Claudio Leal
Os embaraços da Prefeitura de Salvador com os terreiros de candomblé caminham para uma conciliação. As secretarias da Reparação e da Fazenda realizaram vistorias técnicas em terreiros da capital baiana e prometem oferecer "orientação jurídica" para a concessão de imunidade tributária. Pela Constituição Federal, templos religiosos não podem ser alvos de impostos.
O prefeito João Henrique Carneiro (PMDB) enfrenta protestos do povo-de-santo por ter enviado uma cobrança de IPTU (Imposto Predial e Territorial Urbano) ao Terreiro da Casa Branca do Engenho Velho, o Ilê Axé Iyá Nassô Oká. Cifra elevada: R$ 840 mil. Sacerdotizas idosas se assombraram com a "dívida".
Tombado pelo IPHAN (Instituto do Patrimônio Histórico e Artístico Nacional), o templo foi reconhecido como Área de Preservação Cultural e Paisagística pela própria Prefeitura, em 1982. Um projeto do arquiteto Oscar Niemeyer serviu de base para a restauração da Praça de Oxum.
- Recebemos essa notícia, mas aguardamos uma reunião de nossa advogada com os órgãos municipais, para ter essa posição oficializada - diz Ekedy Sinha, ao avaliar o recuo da Prefeitura. Membro da Casa Branca, a "ekedy" - um cargo honorífico, responsável pelos afazeres femininos - é uma das lideranças da resistência à cobrança.
Terreiros de Candomblé vêem indícios de intolerância religiosa na gestão de João Henrique. Evangélico praticante, com larga circulação entre pastores, o prefeito contesta as críticas e afirma que trabalhou para "reparar a dívida histórica da sociedade em relação aos afrodescentestes".
Segundo recente mapeamento, Salvador possui 1.139 terreiros. A Casa Branca foi o primeiro da nação Ketu no Brasil. Os choques do povo-de-santo com a Prefeitura se intensificaram após a demolição do Terreiro Oyá Onipó Neto, na avenida Jorge Amado. A partir de um pedido oficial de desculpas, a estrutura física passou por restauração. Mas o gesto inamistoso envenenou de vez um diálogo precário. Com a cobrança do IPTU, intelectuais e filhos-de-santo se mobilizaram para denunciar uma perseguição ao Candomblé.
- Atualmente, a Procuradoria da Fazenda do Município requereu a suspensão da execução fiscal contra a Casa Branca, pois em 20 de junho de 2008, a Casa Branca entrou com o processo 35057/2008, solicitando o reconhecimento da imunidade tributária - informa a advogada e subsecretária da Reparação de Salvador, Maria Alice Pereira da Silva.
A Prefeitura sustenta que a "imunidade fiscal não é concedida ex-ofício". Para obtê-la, o terreiro precisa entrar com um processo formal.
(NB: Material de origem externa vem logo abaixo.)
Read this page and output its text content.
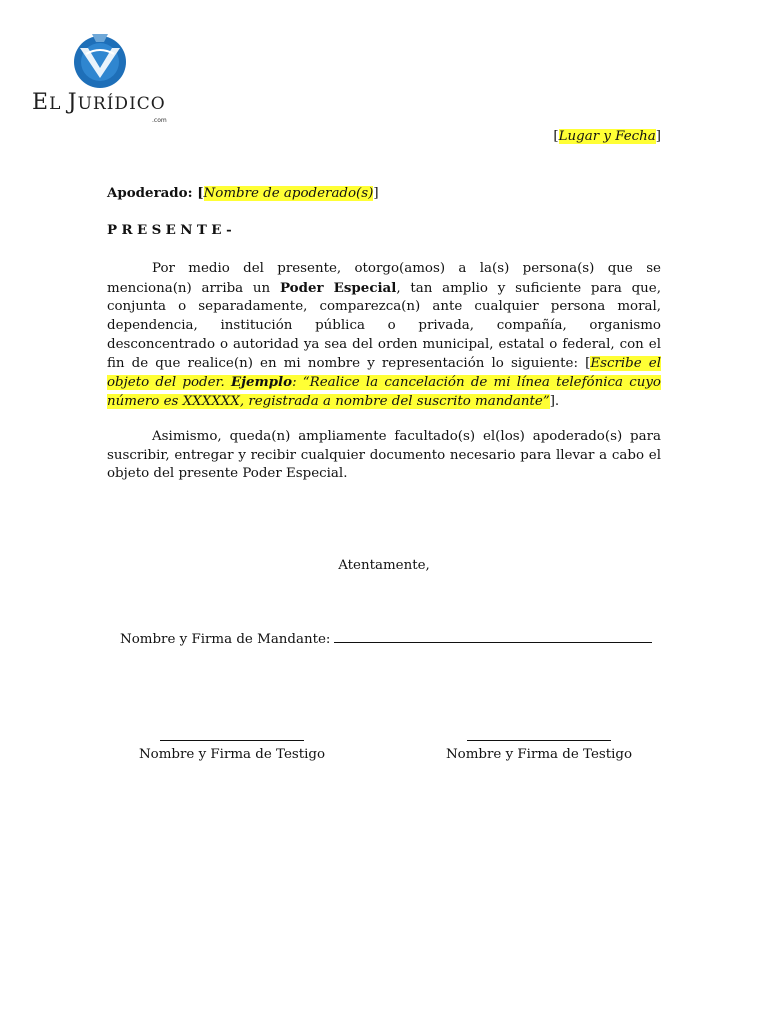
EL JURÍDICO
.com
[Lugar y Fecha]
Apoderado: [Nombre de apoderado(s)]
PRESENTE-

Por medio del presente, otorgo(amos) a la(s) persona(s) que se menciona(n) arriba un Poder Especial, tan amplio y suficiente para que, conjunta o separadamente, comparezca(n) ante cualquier persona moral, dependencia, institución pública o privada, compañía, organismo desconcentrado o autoridad ya sea del orden municipal, estatal o federal, con el fin de que realice(n) en mi nombre y representación lo siguiente: [Escribe el objeto del poder. Ejemplo: “Realice la cancelación de mi línea telefónica cuyo número es XXXXXX, registrada a nombre del suscrito mandante”].

Asimismo, queda(n) ampliamente facultado(s) el(los) apoderado(s) para suscribir, entregar y recibir cualquier documento necesario para llevar a cabo el objeto del presente Poder Especial.

Atentamente,
Nombre y Firma de Mandante:
Nombre y Firma de Testigo	Nombre y Firma de Testigo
O caso foi levado ao Ministério Público. No sábado, 9 de agosto, às 10h, intelectuais, simpatizantes e seguidores do Candomblé se reúnem em solidariedade à Casa Branca. Igrejas neopentecostais também atacam os filhos-de-santo da Bahia.
"Patrimônio do Brasil"
O antropólogo Ordep Serra enviou, especialmente para Terra Magazine, um artigo sobre a história do Terreiro da Casa Branca, "o primeiro templo religioso não católico a ser tombado como patrimônio histórico do Brasil".
- O prestígio do templo da Casa Branca do Engenho Velho não se circunscreve a Salvador nem ao mundo do Candomblé. Este Terreiro já foi visitado por um Presidente da República (Juscelino Kubitschek), por um Prêmio Nobel (Wole Soynka), por ministros e secretários de Estado, por religiosos de diferentes credos e de diversas partes do mundo - diz o antropólogo e ogã da Casa Branca.